By 2050, around 2 billion (or 40%) extra people are likely to be added. Practically, all of them will be added in the poor half of the world. They will raise the population of the poor world from around 4 billion to about 6 billion, making them the poor two-thirds. In fact, most of the population growth will take place in just 5 countries: India, China, Pakistan, Nigeria, and Ethiopia.
In comparison, the global economic output will multiply several times – predicted to rise by 500-600 percent – by 2050. As usual, the dominant contribution would come from the big economies of the rich world. Population increase, being added to the poor countries with small economies, should have only a minor contribution towards future economic growth and hence pollution.
If we assume for the purposes of argument that the per-capita emissions in all country stay where they are today — those extra 2 billion people would only increase the share of emissions from the poor world from 7% to 11% ! Realistically speaking, the per capita emission is likely to increase in the poor world as their economies expand. But that is an issue of consumption, not population.
Fast increasing populations do create serious local environmental crises through loss of farming land overgrazing and deforestation. But they don’t pump gases into the atmosphere to the extent of the industrial activities of the ‘developed’ nations.
If environmental experts want to limit the global temperature rise to within 2 degrees – and demand emission cuts by 60 percent by mid-century – the rich nations have to take the lead. It is their wrong development model that forces them to over-consume and spew enormous amounts of greenhouse gases.
Now of course, emerging economies like China, India, Brazil etc are also adding significant amounts of greenhouse gases. But ironically, they are only following the same faulty model of development that the West still wants to continue with.
How do we get an idea about environmental behaviour of the future generations?

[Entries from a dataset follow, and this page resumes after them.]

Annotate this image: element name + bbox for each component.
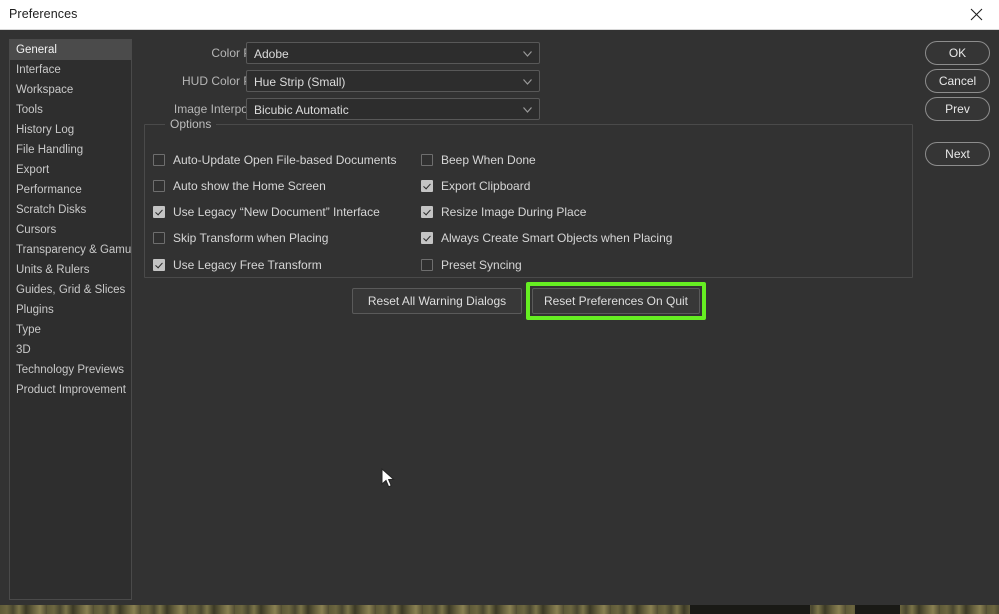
checkbox-unchecked-icon[interactable] [421, 259, 433, 271]
checkbox-unchecked-icon[interactable] [153, 232, 165, 244]
sidebar-item-label: Plugins [16, 304, 54, 316]
close-icon [970, 8, 983, 21]
checkbox-always-create-smart-objects-when-placing[interactable]: Always Create Smart Objects when Placing [421, 229, 672, 247]
checkbox-auto-show-the-home-screen[interactable]: Auto show the Home Screen [153, 177, 326, 195]
sidebar-item-3d[interactable]: 3D [10, 340, 131, 360]
checkbox-unchecked-icon[interactable] [421, 154, 433, 166]
checkbox-unchecked-icon[interactable] [153, 154, 165, 166]
image-interpolation-select[interactable]: Bicubic Automatic [246, 98, 540, 120]
checkbox-label: Use Legacy Free Transform [173, 258, 322, 272]
cancel-button-label: Cancel [939, 74, 976, 88]
checkbox-label: Beep When Done [441, 153, 536, 167]
checkbox-label: Auto show the Home Screen [173, 179, 326, 193]
close-button[interactable] [953, 0, 999, 29]
sidebar-item-technology-previews[interactable]: Technology Previews [10, 360, 131, 380]
sidebar-item-label: File Handling [16, 144, 83, 156]
sidebar-item-tools[interactable]: Tools [10, 100, 131, 120]
checkbox-checked-icon[interactable] [153, 259, 165, 271]
sidebar-item-label: History Log [16, 124, 74, 136]
preferences-dialog: Preferences General Interface Workspace Too… [0, 0, 999, 614]
sidebar-item-label: Cursors [16, 224, 56, 236]
ok-button-label: OK [949, 46, 966, 60]
chevron-down-icon [523, 107, 532, 113]
select-value: Adobe [254, 43, 289, 65]
sidebar-item-label: Units & Rulers [16, 264, 90, 276]
prev-button[interactable]: Prev [925, 97, 990, 121]
sidebar-item-label: 3D [16, 344, 31, 356]
sidebar-item-performance[interactable]: Performance [10, 180, 131, 200]
sidebar-item-label: Transparency & Gamut [16, 244, 132, 256]
reset-all-warning-dialogs-button[interactable]: Reset All Warning Dialogs [352, 288, 522, 314]
prev-button-label: Prev [945, 102, 970, 116]
sidebar-item-label: Guides, Grid & Slices [16, 284, 125, 296]
checkbox-label: Resize Image During Place [441, 205, 586, 219]
sidebar-item-label: Performance [16, 184, 82, 196]
sidebar-item-guides-grid-slices[interactable]: Guides, Grid & Slices [10, 280, 131, 300]
sidebar-item-label: Export [16, 164, 49, 176]
checkbox-use-legacy-new-document-interface[interactable]: Use Legacy “New Document” Interface [153, 203, 380, 221]
checkbox-unchecked-icon[interactable] [153, 180, 165, 192]
sidebar-item-general[interactable]: General [10, 40, 131, 60]
ok-button[interactable]: OK [925, 41, 990, 65]
sidebar-item-scratch-disks[interactable]: Scratch Disks [10, 200, 131, 220]
reset-preferences-on-quit-label: Reset Preferences On Quit [544, 294, 688, 308]
checkbox-label: Always Create Smart Objects when Placing [441, 231, 672, 245]
sidebar-item-label: Scratch Disks [16, 204, 86, 216]
sidebar-item-units-rulers[interactable]: Units & Rulers [10, 260, 131, 280]
sidebar-item-file-handling[interactable]: File Handling [10, 140, 131, 160]
select-value: Bicubic Automatic [254, 99, 349, 121]
checkbox-use-legacy-free-transform[interactable]: Use Legacy Free Transform [153, 256, 322, 274]
checkbox-preset-syncing[interactable]: Preset Syncing [421, 256, 522, 274]
checkbox-export-clipboard[interactable]: Export Clipboard [421, 177, 530, 195]
next-button-label: Next [945, 147, 970, 161]
checkbox-label: Skip Transform when Placing [173, 231, 328, 245]
sidebar-item-label: Product Improvement [16, 384, 126, 396]
sidebar-item-label: Interface [16, 64, 61, 76]
hud-color-picker-select[interactable]: Hue Strip (Small) [246, 70, 540, 92]
chevron-down-icon [523, 51, 532, 57]
sidebar-item-label: Type [16, 324, 41, 336]
dialog-body: General Interface Workspace Tools History Lo… [0, 30, 999, 605]
reset-preferences-on-quit-button[interactable]: Reset Preferences On Quit [532, 288, 700, 314]
sidebar-item-transparency-gamut[interactable]: Transparency & Gamut [10, 240, 131, 260]
window-title: Preferences [9, 7, 78, 21]
cancel-button[interactable]: Cancel [925, 69, 990, 93]
sidebar-item-label: General [16, 44, 57, 56]
title-bar: Preferences [0, 0, 999, 30]
checkbox-checked-icon[interactable] [421, 232, 433, 244]
sidebar-item-interface[interactable]: Interface [10, 60, 131, 80]
background-document-strip [0, 605, 999, 614]
sidebar-item-export[interactable]: Export [10, 160, 131, 180]
checkbox-checked-icon[interactable] [421, 180, 433, 192]
reset-all-warning-dialogs-label: Reset All Warning Dialogs [368, 294, 506, 308]
checkbox-auto-update-open-file-based-documents[interactable]: Auto-Update Open File-based Documents [153, 151, 396, 169]
checkbox-label: Export Clipboard [441, 179, 530, 193]
options-legend: Options [165, 117, 216, 131]
select-value: Hue Strip (Small) [254, 71, 345, 93]
checkbox-checked-icon[interactable] [421, 206, 433, 218]
sidebar-item-history-log[interactable]: History Log [10, 120, 131, 140]
options-group: Options Auto-Update Open File-based Docu… [144, 124, 913, 278]
checkbox-beep-when-done[interactable]: Beep When Done [421, 151, 536, 169]
checkbox-label: Auto-Update Open File-based Documents [173, 153, 396, 167]
category-list[interactable]: General Interface Workspace Tools History Lo… [9, 39, 132, 600]
sidebar-item-label: Workspace [16, 84, 73, 96]
sidebar-item-cursors[interactable]: Cursors [10, 220, 131, 240]
checkbox-skip-transform-when-placing[interactable]: Skip Transform when Placing [153, 229, 328, 247]
sidebar-item-workspace[interactable]: Workspace [10, 80, 131, 100]
sidebar-item-plugins[interactable]: Plugins [10, 300, 131, 320]
color-picker-select[interactable]: Adobe [246, 42, 540, 64]
checkbox-label: Use Legacy “New Document” Interface [173, 205, 380, 219]
chevron-down-icon [523, 79, 532, 85]
sidebar-item-type[interactable]: Type [10, 320, 131, 340]
sidebar-item-label: Tools [16, 104, 43, 116]
checkbox-checked-icon[interactable] [153, 206, 165, 218]
checkbox-label: Preset Syncing [441, 258, 522, 272]
next-button[interactable]: Next [925, 142, 990, 166]
checkbox-resize-image-during-place[interactable]: Resize Image During Place [421, 203, 586, 221]
sidebar-item-label: Technology Previews [16, 364, 124, 376]
sidebar-item-product-improvement[interactable]: Product Improvement [10, 380, 131, 400]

A statistician at the Oregon State University, Paul Murtaugh, has given the climatic “intergenerational legacy” of today’s children, assuming the UN’s fertility projections and current per-capita emissions.
He calculated that an extra child in the United States today will, down the generations, produce an eventual carbon footprint seven times that of an extra Chinese child, 46 times that of a Pakistan child, 55 times that of an Indian child, and 86 times that of a Nigerian child.
Therefore, the message is clear. Western over consumption is risking the planet; not so-called over population happening the poor nations. Every talk of rising head counts in India or Africa takes the environmental debate in the wrong direction – the so-called ‘developed’ nations should know.